After months of heated debate between open space advocates and affordable housing supporters, the Carlsbad City Council Tuesday night unanimously approved all 656 units proposed for development on the former rock quarry site located on the border of Carlsbad and Oceanside.
Earlier in March, the Carlsbad Planning Commission recommended approval of the plan proposed by developer The Corky McMillin Companies but suggested the project be limited to 600 homes and avoid development of the undeveloped portion of the land known as the panhandle. During the City Council’s March 26 meeting, many community members also campaigned for a downscaled project, expressing concerns about the development’s impact on the site’s open space, historical significance, density and traffic. The developer insisted that 656 homes were necessary to make the project viable.
The City Council voted for all 656 units but agreed to prohibit construction on the westernmost end of the 156-acre site south of state Route 78 and west of College Boulevard. Council members said the project will help the city meet affordable housing requirements, and roughly two-thirds of the site will be left as open space.
Prior to the vote, Mayor Matt Hall recalled how Carlsbad created “rigorous standards” for developers in the 1990s, and said the Quarry Creek project “meets or exceeds all of those standards.”
Councilman Mark Packard agreed and said city staff has applied the same standards to all projects.
“When our staff has stated that a development meets all the standards … then that should tell all of us that if it were built the way that it’s proposed, it would turn out being a desirable and as good of a neighborhood and community as we have in all of our other parts of the city because they are applying the same, consistent standards,” Packard said.
Councilwoman Farrah Douglas said she lived in an Oceanside home off of College Boulevard and near Quarry Creek for 23 years before moving to Carlsbad.
“For 23 years, I watched the rock mining there. The pollution, the noise, the visual blight,” Douglas said. “Every once in a while, I would pray that the quarry would go away – that something better would come because it devalued our homes.”
Douglas continued that she believes the project “is a good project because it preserves El Salto Falls.”
“It won’t be wilderness, but it will be kept,” she said. “It’s going to have natural greenery around it. It’s going to be beautiful.”
In other council business:
- The City Council approved an ordinance that will require stops on Las Flores Drive at its intersection with Pio Pico Drive.
- Council members approved an amendment to the city’s regulations on construction hours.
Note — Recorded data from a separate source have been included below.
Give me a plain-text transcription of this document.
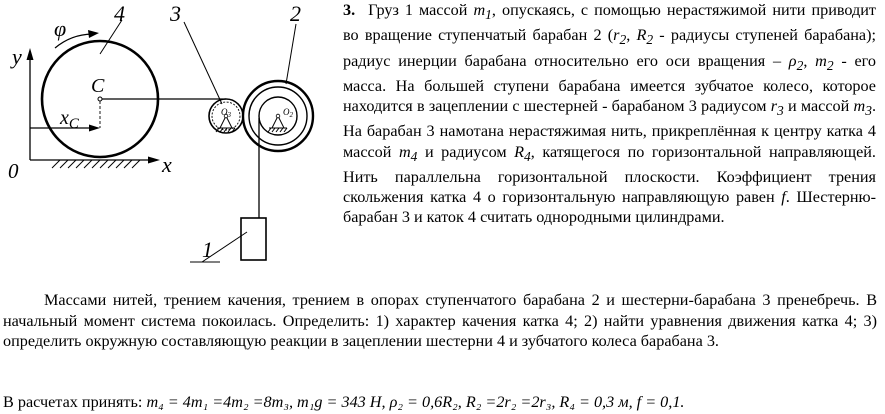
y
x
0
φ
C
$x_C$
4 3	2
1
$O_3$	$O_2$
3. Груз 1 массой $m_1$, опускаясь, с помощью нерастяжимой нити приводит во вращение ступенчатый барабан 2 ($r_2$, $R_2$ - радиусы ступеней барабана); радиус инерции барабана относительно его оси вращения – $\rho_2$, $m_2$ - его масса. На большей ступени барабана имеется зубчатое колесо, которое находится в зацеплении с шестерней - барабаном 3 радиусом $r_3$ и массой $m_3$. На барабан 3 намотана нерастяжимая нить, прикреплённая к центру катка 4 массой $m_4$ и радиусом $R_4$, катящегося по горизонтальной направляющей. Нить параллельна горизонтальной плоскости. Коэффициент трения скольжения катка 4 о горизонтальную направляющую равен f. Шестерню-барабан 3 и каток 4 считать однородными цилиндрами.
Массами нитей, трением качения, трением в опорах ступенчатого барабана 2 и шестерни-барабана 3 пренебречь. В начальный момент система покоилась. Определить: 1) характер качения катка 4; 2) найти уравнения движения катка 4; 3) определить окружную составляющую реакции в зацеплении шестерни 4 и зубчатого колеса барабана 3.
В расчетах принять: m₄ = 4m₁ =4m₂ =8m₃, m₁g = 343 Н, ρ₂ = 0,6R₂, R₂ =2r₂ =2r₃, R₄ = 0,3 м, f = 0,1.
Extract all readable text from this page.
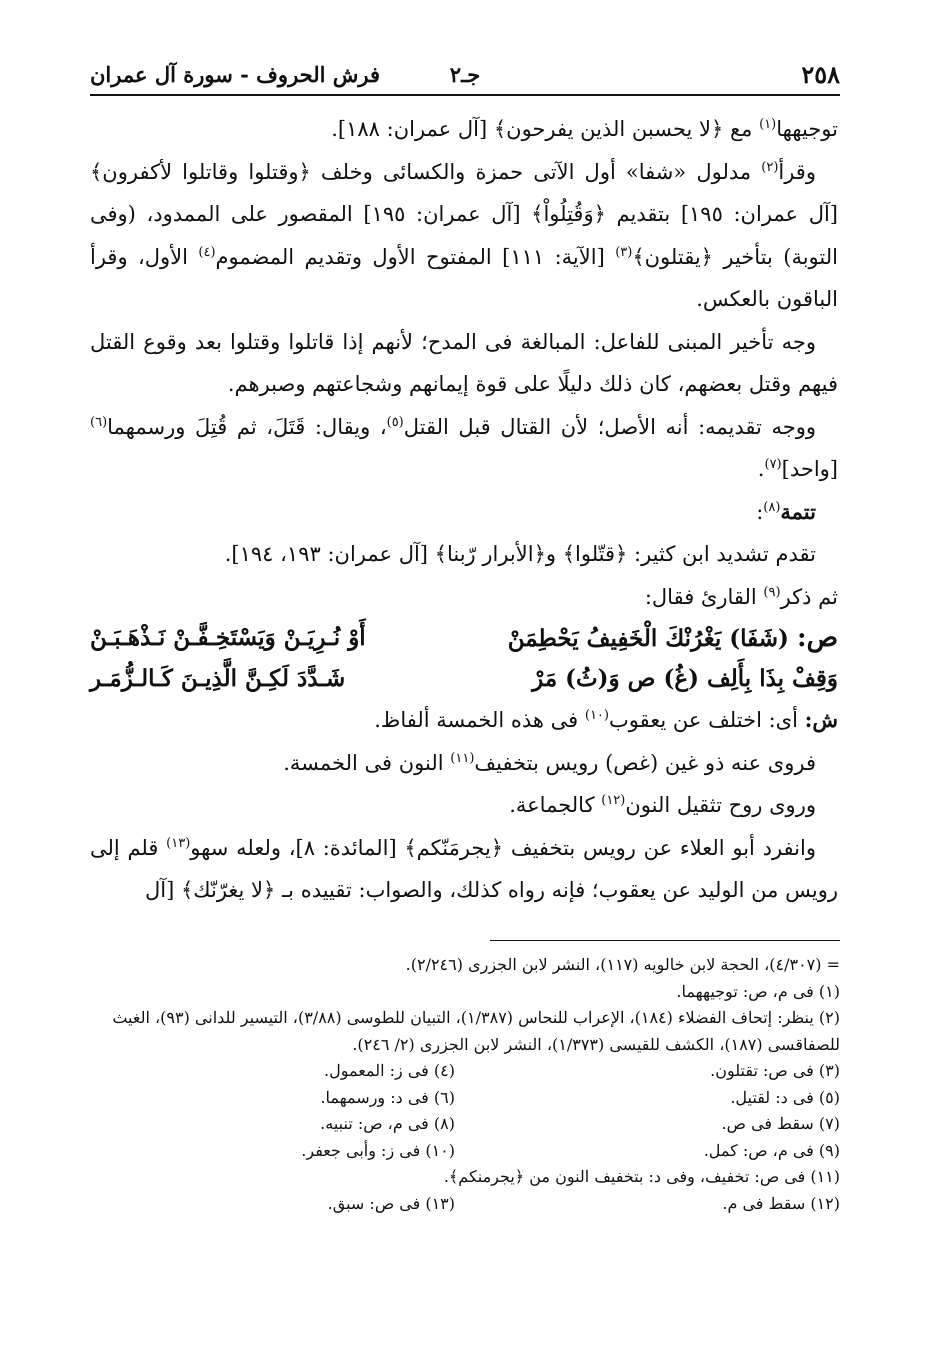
٢٥٨
جـ٢
فرش الحروف - سورة آل عمران

توجيهها$^{(١)}$ مع ﴿لا يحسبن الذين يفرحون﴾ [آل عمران: ١٨٨].

وقرأ$^{(٢)}$ مدلول «شفا» أول الآتى حمزة والكسائى وخلف ﴿وقتلوا وقاتلوا لأكفرون﴾ [آل عمران: ١٩٥] بتقديم ﴿وَقُتِلُواْ﴾ [آل عمران: ١٩٥] المقصور على الممدود، (وفى التوبة) بتأخير ﴿يقتلون﴾$^{(٣)}$ [الآية: ١١١] المفتوح الأول وتقديم المضموم$^{(٤)}$ الأول، وقرأ الباقون بالعكس.

وجه تأخير المبنى للفاعل: المبالغة فى المدح؛ لأنهم إذا قاتلوا وقتلوا بعد وقوع القتل فيهم وقتل بعضهم، كان ذلك دليلًا على قوة إيمانهم وشجاعتهم وصبرهم.

ووجه تقديمه: أنه الأصل؛ لأن القتال قبل القتل$^{(٥)}$، ويقال: قَتَلَ، ثم قُتِلَ ورسمهما$^{(٦)}$ [واحد]$^{(٧)}$.

تتمة$^{(٨)}$:

تقدم تشديد ابن كثير: ﴿قتّلوا﴾ و﴿الأبرار رّبنا﴾ [آل عمران: ١٩٣، ١٩٤].

ثم ذكر$^{(٩)}$ القارئ فقال:

ص: (شَفَا) يَغْرُنْكَ الْخَفِيفُ يَحْطِمَنْ
أَوْ نُـرِيَـنْ وَيَسْتَخِـفَّـنْ نَـذْهَـبَـنْ
وَقِفْ بِذَا بِأَلِف (غُ) ص وَ(ثُ) مَرْ
شَـدَّدَ لَكِـنَّ الَّذِيـنَ كَـالـزُّمَـر

ش: أى: اختلف عن يعقوب$^{(١٠)}$ فى هذه الخمسة ألفاظ.

فروى عنه ذو غين (غص) رويس بتخفيف$^{(١١)}$ النون فى الخمسة.

وروى روح تثقيل النون$^{(١٢)}$ كالجماعة.

وانفرد أبو العلاء عن رويس بتخفيف ﴿يجرمَنّكم﴾ [المائدة: ٨]، ولعله سهو$^{(١٣)}$ قلم إلى رويس من الوليد عن يعقوب؛ فإنه رواه كذلك، والصواب: تقييده بـ ﴿لا يغرّنّك﴾ [آل

= (٤/٣٠٧)، الحجة لابن خالويه (١١٧)، النشر لابن الجزرى (٢/٢٤٦).

(١) فى م، ص: توجيههما.

(٢) ينظر: إتحاف الفضلاء (١٨٤)، الإعراب للنحاس (١/٣٨٧)، التبيان للطوسى (٣/٨٨)، التيسير للدانى (٩٣)، الغيث للصفاقسى (١٨٧)، الكشف للقيسى (١/٣٧٣)، النشر لابن الجزرى (٢/ ٢٤٦).

(٣) فى ص: تقتلون.

(٤) فى ز: المعمول.

(٥) فى د: لقتيل.

(٦) فى د: ورسمهما.

(٧) سقط فى ص.

(٨) فى م، ص: تنبيه.

(٩) فى م، ص: كمل.

(١٠) فى ز: وأبى جعفر.

(١١) فى ص: تخفيف، وفى د: بتخفيف النون من ﴿يجرمنكم﴾.

(١٢) سقط فى م.

(١٣) فى ص: سبق.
- Council members also approved an amendment to the zoning ordinance, thus accepting and administering the Coastal Commission’s suggested modificationto the city’s Local Coastal Program.
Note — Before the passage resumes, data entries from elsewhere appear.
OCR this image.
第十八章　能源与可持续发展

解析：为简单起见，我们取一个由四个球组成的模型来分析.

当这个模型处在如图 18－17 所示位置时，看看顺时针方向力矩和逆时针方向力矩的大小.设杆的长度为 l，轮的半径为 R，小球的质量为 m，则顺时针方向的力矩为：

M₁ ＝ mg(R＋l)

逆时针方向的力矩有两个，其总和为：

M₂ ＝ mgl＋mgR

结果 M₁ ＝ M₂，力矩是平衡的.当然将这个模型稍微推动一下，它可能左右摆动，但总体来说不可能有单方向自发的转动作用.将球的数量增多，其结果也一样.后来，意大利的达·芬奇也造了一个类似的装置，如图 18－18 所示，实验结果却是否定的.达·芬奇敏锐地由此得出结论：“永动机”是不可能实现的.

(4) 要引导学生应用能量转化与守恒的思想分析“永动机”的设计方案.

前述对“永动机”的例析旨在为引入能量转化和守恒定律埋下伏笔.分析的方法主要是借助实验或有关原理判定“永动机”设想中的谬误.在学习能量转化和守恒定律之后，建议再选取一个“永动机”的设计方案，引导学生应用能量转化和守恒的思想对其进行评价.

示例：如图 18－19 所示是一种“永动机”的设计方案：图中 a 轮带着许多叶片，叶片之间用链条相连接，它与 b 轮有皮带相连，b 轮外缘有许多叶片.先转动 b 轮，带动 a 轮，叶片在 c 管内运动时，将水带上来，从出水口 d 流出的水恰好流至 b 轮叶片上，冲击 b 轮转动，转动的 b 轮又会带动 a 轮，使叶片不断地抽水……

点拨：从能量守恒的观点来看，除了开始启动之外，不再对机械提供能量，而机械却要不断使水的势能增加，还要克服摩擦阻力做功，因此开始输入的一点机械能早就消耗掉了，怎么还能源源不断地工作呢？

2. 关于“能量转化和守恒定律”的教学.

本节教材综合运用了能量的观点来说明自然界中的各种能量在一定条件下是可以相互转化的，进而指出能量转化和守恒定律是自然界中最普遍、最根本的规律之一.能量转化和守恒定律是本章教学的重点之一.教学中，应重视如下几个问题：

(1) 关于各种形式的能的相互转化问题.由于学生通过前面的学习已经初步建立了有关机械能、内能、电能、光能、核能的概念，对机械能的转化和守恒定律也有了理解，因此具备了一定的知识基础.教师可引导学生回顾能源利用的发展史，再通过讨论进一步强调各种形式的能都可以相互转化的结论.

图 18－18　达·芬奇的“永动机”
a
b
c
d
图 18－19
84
- The City Council held a public hearing on the housing and community development needs of lower income households within Carlsbad. Council members accepted public comments on the various proposals that have been submitted for funding under the city’s Community Development Block Grant and HOME Investment Partnership Program.
- The City Council gave presentations of proclamations in recognition of National Library Week, Arbor Week, National Volunteer Recognition Week and Celebrate Carlsbad Day at Legoland.